Last year, Russian films accounted for 28 billion rubles of total box office receipts.

Mosfilm survived both the Soviet communist era, when films were subject to strict censorship, and the severe economic downturn that followed the collapse of the USSR in 1991.

The studio only makes a fraction of Russian films, but it remains a force, boasting impressive sets, state-of-the-art recording and editing studios, computer-generated imagery (CGI) facilities, and a large cinema complex.

“Mosfilm” is not inferior to any studio in the world, and even surpasses many of them,” says 71-year-old Karen Shahnazarov, who is also a film director.

He adds that he is proud of the studio as it approaches its 100th anniversary.

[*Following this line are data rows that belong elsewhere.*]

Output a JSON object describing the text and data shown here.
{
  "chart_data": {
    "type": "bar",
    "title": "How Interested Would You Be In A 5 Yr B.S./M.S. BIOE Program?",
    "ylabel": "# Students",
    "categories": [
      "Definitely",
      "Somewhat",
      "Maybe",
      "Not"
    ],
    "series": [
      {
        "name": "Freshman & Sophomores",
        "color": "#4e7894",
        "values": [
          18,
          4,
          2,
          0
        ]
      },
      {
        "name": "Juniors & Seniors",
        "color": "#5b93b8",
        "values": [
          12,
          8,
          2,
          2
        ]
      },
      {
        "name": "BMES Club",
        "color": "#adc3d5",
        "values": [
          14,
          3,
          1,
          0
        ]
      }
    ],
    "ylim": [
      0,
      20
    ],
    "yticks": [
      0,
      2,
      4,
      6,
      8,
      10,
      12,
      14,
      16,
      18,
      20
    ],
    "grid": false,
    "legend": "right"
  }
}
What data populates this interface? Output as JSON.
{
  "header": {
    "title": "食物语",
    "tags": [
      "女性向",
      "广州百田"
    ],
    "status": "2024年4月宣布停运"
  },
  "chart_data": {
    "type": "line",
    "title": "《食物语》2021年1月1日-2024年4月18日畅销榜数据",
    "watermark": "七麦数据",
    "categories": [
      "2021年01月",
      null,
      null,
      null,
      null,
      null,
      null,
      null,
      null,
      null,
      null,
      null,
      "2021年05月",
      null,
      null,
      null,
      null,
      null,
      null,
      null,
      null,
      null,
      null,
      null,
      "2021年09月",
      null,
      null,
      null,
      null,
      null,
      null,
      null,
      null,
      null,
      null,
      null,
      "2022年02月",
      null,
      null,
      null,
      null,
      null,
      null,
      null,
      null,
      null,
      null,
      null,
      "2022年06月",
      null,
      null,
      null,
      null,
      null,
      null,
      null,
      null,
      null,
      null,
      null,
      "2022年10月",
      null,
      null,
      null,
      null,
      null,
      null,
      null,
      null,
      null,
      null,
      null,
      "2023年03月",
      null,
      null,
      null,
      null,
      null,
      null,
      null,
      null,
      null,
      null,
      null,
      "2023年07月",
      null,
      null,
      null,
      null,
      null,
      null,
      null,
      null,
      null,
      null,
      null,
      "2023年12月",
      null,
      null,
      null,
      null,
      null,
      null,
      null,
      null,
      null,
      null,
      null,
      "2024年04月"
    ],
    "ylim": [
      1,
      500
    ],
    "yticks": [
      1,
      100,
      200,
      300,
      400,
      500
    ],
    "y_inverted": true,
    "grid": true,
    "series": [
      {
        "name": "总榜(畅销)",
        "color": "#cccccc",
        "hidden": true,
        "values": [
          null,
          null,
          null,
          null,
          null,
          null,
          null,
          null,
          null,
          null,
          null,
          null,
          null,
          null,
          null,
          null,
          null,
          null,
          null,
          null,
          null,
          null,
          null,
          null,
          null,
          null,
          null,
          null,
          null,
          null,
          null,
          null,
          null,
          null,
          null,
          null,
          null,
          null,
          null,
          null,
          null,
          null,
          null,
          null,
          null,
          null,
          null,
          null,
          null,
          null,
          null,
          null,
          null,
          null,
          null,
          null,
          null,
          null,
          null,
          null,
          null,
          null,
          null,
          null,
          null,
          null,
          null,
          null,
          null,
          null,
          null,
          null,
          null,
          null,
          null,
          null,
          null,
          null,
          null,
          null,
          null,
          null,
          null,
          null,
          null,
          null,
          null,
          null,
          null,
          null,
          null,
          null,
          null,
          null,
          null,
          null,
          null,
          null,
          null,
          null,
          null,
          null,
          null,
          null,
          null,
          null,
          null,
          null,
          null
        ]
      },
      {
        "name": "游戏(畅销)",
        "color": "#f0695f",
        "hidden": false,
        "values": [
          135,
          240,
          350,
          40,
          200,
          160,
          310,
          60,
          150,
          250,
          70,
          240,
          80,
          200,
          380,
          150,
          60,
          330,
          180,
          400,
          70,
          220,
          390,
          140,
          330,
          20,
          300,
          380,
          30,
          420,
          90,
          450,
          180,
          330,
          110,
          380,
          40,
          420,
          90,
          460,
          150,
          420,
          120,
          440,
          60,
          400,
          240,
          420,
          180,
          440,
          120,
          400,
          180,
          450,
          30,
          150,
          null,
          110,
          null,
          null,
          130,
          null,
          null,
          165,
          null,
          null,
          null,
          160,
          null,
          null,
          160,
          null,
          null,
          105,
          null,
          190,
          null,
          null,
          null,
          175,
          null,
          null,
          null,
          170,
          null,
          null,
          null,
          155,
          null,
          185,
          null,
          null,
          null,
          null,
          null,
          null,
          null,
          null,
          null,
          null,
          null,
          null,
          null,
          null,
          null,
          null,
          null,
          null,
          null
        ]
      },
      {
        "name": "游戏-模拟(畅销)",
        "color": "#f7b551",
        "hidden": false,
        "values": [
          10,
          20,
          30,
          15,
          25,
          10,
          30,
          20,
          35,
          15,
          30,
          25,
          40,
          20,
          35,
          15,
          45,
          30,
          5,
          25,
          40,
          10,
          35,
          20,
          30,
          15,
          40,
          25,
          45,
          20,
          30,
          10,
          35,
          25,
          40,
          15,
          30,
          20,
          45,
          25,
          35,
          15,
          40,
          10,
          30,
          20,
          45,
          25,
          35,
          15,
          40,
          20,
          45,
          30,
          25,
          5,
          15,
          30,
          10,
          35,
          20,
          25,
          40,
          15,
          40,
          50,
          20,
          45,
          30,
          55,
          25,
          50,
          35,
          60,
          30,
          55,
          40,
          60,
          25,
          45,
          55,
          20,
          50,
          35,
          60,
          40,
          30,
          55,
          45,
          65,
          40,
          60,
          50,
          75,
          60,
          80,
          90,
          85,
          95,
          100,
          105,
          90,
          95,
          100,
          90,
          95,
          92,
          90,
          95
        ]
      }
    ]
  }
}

State television channel Rossiya 1 aired a gala on January 20 paying tribute to leading figures from the past, including Sergei Eisenstein, who directed and co-wrote the 1925 film Battleship Potemkin.

Other films produced by Mosfilm include Andrei Tarkovsky’s 1972 film Solaris.

According to the director general, war films are more popular than any other genre in Russia and beyond – something that surprises him.

Many of Mosfilm’s most successful productions take place during times of war and turmoil. “All our greatest hits, both Soviet and Russian, have far fewer viewers than our war films,” says Karen Shahnazarov.